A recent American study has shown that experience shapes the brain's circuitry throughout adulthood.
The research, conducted by Rockefeller University scientists, will be published next week in the online, open access journal PLoS Biology.
The researchers, led by Charles D. Gilbert, Arthur and Janet Ross Professor and head of the Laboratory of Neurobiology, observed how neurons responsible for receiving input from a mouse's whiskers shift their relationships with one another after single whiskers are removed.
In the new study, Sally Marik and other members of the Gilbert lab looked at excitatory and inhibitory neurons within the mouse cortex during periods of sensory deprivation to determine how experience shapes different components of cortical circuitry.
For this study they used the whisker-barrel system in adult mice.
The barrel cortex, part of the somatosensory cortex, receives sensory input from the animal's whiskers.

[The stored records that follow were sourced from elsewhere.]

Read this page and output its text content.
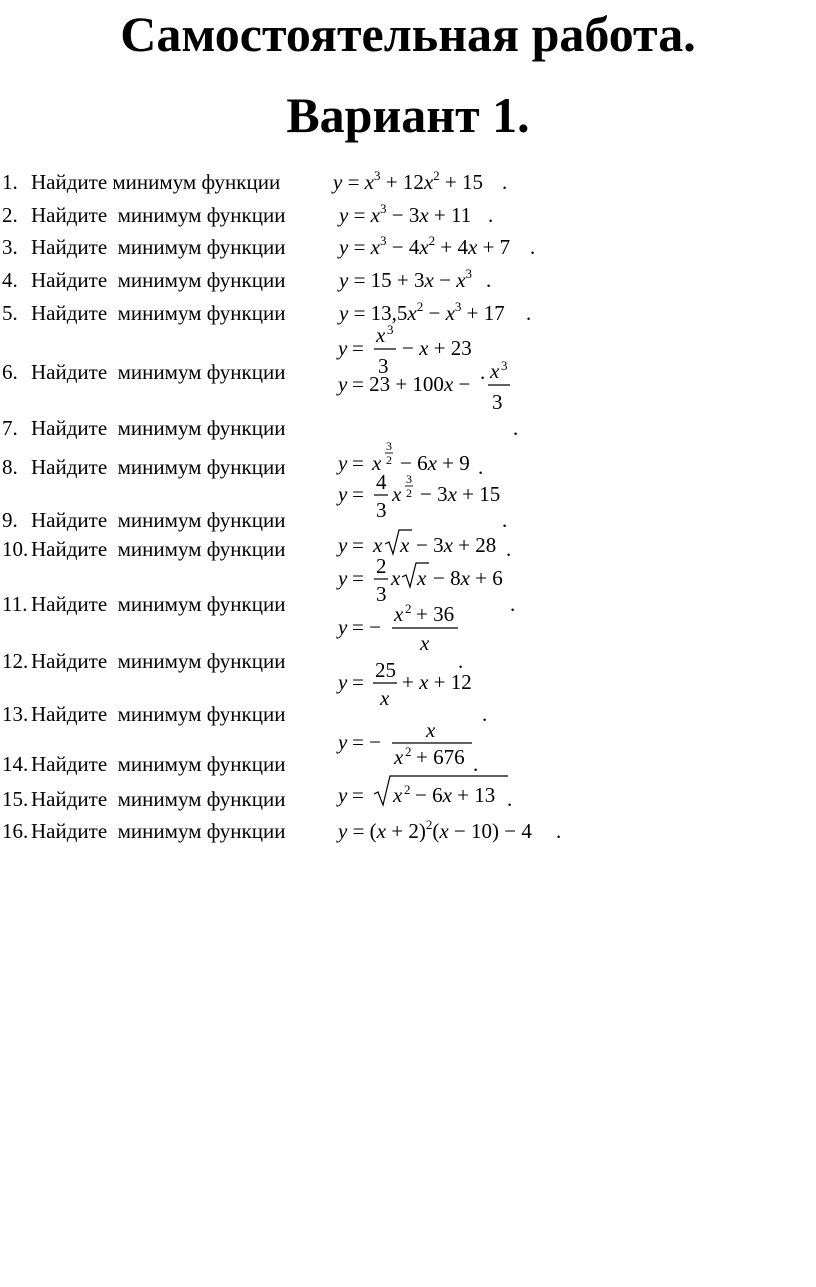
Самостоятельная работа.
Вариант 1.
1. Найдите минимум функции	$y = x^3 + 12x^2 + 15$ .
2. Найдите  минимум функции	$y = x^3 - 3x + 11$ .
3. Найдите  минимум функции	$y = x^3 - 4x^2 + 4x + 7$ .
4. Найдите  минимум функции	$y = 15 + 3x - x^3$ .
5. Найдите  минимум функции	$y = 13,5x^2 - x^3 + 17$ .
6. Найдите  минимум функции
y =
x 3
3
− x + 23
.
7. Найдите  минимум функции
y = 23 + 100x −
x 3
3
.
8. Найдите  минимум функции	y = x
3
2 − 6x + 9 .
9. Найдите  минимум функции
y = 4
3
x
3
2 − 3x + 15
.
10. Найдите  минимум функции	y = x x − 3x + 28 .
11. Найдите  минимум функции
y = 2
3
x x − 8x + 6
.
12. Найдите  минимум функции
y = −
x 2 + 36
x
.
13. Найдите  минимум функции
y = 25
x
+ x + 12
.
14. Найдите  минимум функции
y = − x
x 2 + 676 .
15. Найдите  минимум функции	y = x 2 − 6x + 13 .
16. Найдите  минимум функции	$y = (x + 2)^2(x - 10) - 4$ .
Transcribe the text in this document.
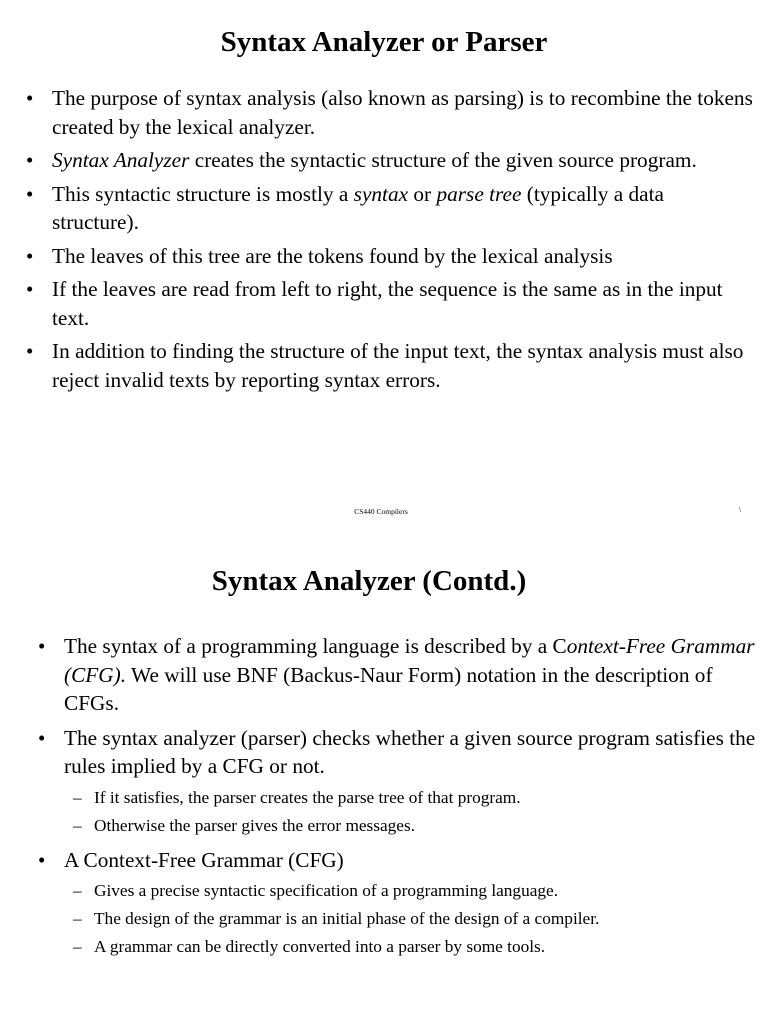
Syntax Analyzer or Parser
• The purpose of syntax analysis (also known as parsing) is to recombine the tokens created by the lexical analyzer.
• Syntax Analyzer creates the syntactic structure of the given source program.
• This syntactic structure is mostly a syntax or parse tree (typically a data structure).
• The leaves of this tree are the tokens found by the lexical analysis
• If the leaves are read from left to right, the sequence is the same as in the input text.
• In addition to finding the structure of the input text, the syntax analysis must also reject invalid texts by reporting syntax errors.
CS440 Compilers	\
Syntax Analyzer (Contd.)
• The syntax of a programming language is described by a Context-Free Grammar (CFG). We will use BNF (Backus-Naur Form) notation in the description of CFGs.
• The syntax analyzer (parser) checks whether a given source program satisfies the rules implied by a CFG or not.
– If it satisfies, the parser creates the parse tree of that program.
– Otherwise the parser gives the error messages.
• A Context-Free Grammar (CFG)
– Gives a precise syntactic specification of a programming language.
– The design of the grammar is an initial phase of the design of a compiler.
– A grammar can be directly converted into a parser by some tools.
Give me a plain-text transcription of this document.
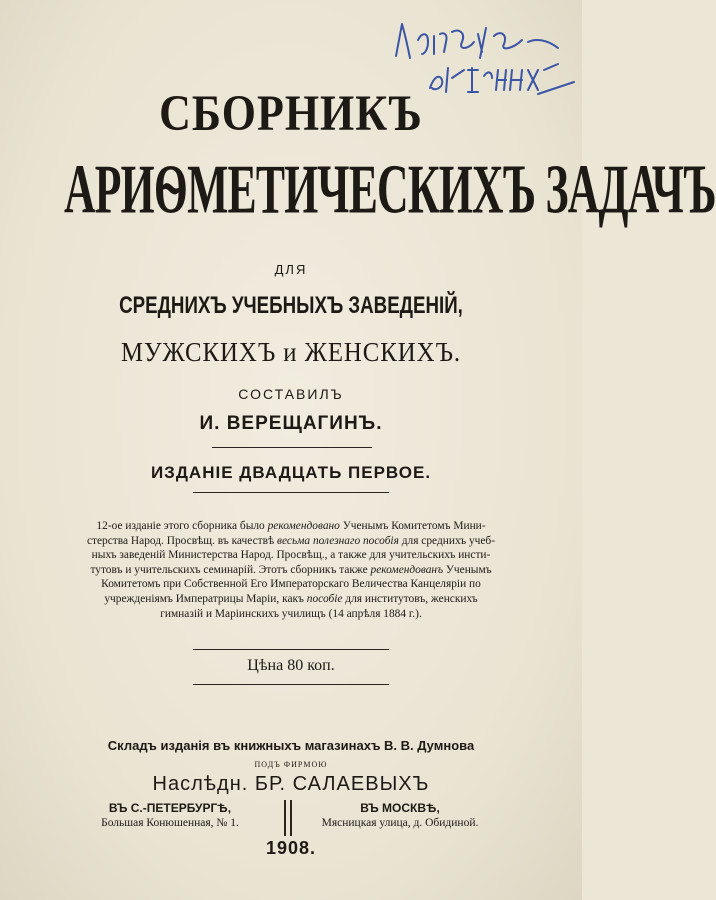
СБОРНИКЪ
АРИѲМЕТИЧЕСКИХЪ ЗАДАЧЪ
ДЛЯ
СРЕДНИХЪ УЧЕБНЫХЪ ЗАВЕДЕНІЙ,
МУЖСКИХЪ и ЖЕНСКИХЪ.
СОСТАВИЛЪ
И. ВЕРЕЩАГИНЪ.
ИЗДАНІЕ ДВАДЦАТЬ ПЕРВОЕ.
12-ое изданіе этого сборника было рекомендовано Ученымъ Комитетомъ Мини-
стерства Народ. Просвѣщ. въ качествѣ весьма полезнаго пособія для среднихъ учеб-
ныхъ заведеній Министерства Народ. Просвѣщ., а также для учительскихъ инсти-
тутовъ и учительскихъ семинарій. Этотъ сборникъ также рекомендованъ Ученымъ
Комитетомъ при Собственной Его Императорскаго Величества Канцеляріи по
учрежденіямъ Императрицы Маріи, какъ пособіе для институтовъ, женскихъ
гимназій и Маріинскихъ училищъ (14 апрѣля 1884 г.).
Цѣна 80 коп.
Складъ изданія въ книжныхъ магазинахъ В. В. Думнова
ПОДЪ ФИРМОЮ
Наслѣдн. БР. САЛАЕВЫХЪ
ВЪ С.-ПЕТЕРБУРГѢ,
Большая Конюшенная, № 1.
ВЪ МОСКВѢ,
Мясницкая улица, д. Обидиной.
1908.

Scientists have shown that after a row of whiskers is removed, barrels shift their representation to adjacent intact whiskers.
Marik, together with Homare (Matias) Yamahachi and Justin McManus, found that after a whisker was plucked excitatory connections projecting into the deprived barrels underwent exuberant and rapid axonal sprouting.
This axonal restructuring occurred rapidly - within minutes or hours after whiskers were plucked - and continued over the course of several weeks.
At the same time that excitatory connections were invading the deprived columns, there was a reciprocal outgrowth of the axons of inhibitory neurons from the deprived to the non-deprived barrels.
This suggests that the process of reshaping cortical circuits maintains the balance between excitation and inhibition that exists in the normal cortex.
Gilbert said: "Previously we showed changes only in excitatory connections.
"We've now demonstrated a parallel involvement of inhibitory connections, and we think that inhibition may play a role equal in importance to excitation in inducing changes in cortical functional maps."
The new study also showed that changes in the inhibitory circuits preceded those seen in the excitatory connections, suggesting that the inhibitory changes may mediate the excitatory ones.
This process, Gilbert said, mimics what happens in the brain during early postnatal development.
Gilbert said: "It's surprising that the primary visual or somatosensory cortices are involved in plasticity and capable of establishing new memories, which previously had been considered to be a specialized function of higher brain centers.
"We are just beginning to tease apart the mechanisms of adult cortical plasticity. We hope to determine whether the circuit changes associated with recovery of function following lesions to the central and peripheral nervous systems also occur under normal conditions of perceptual learning."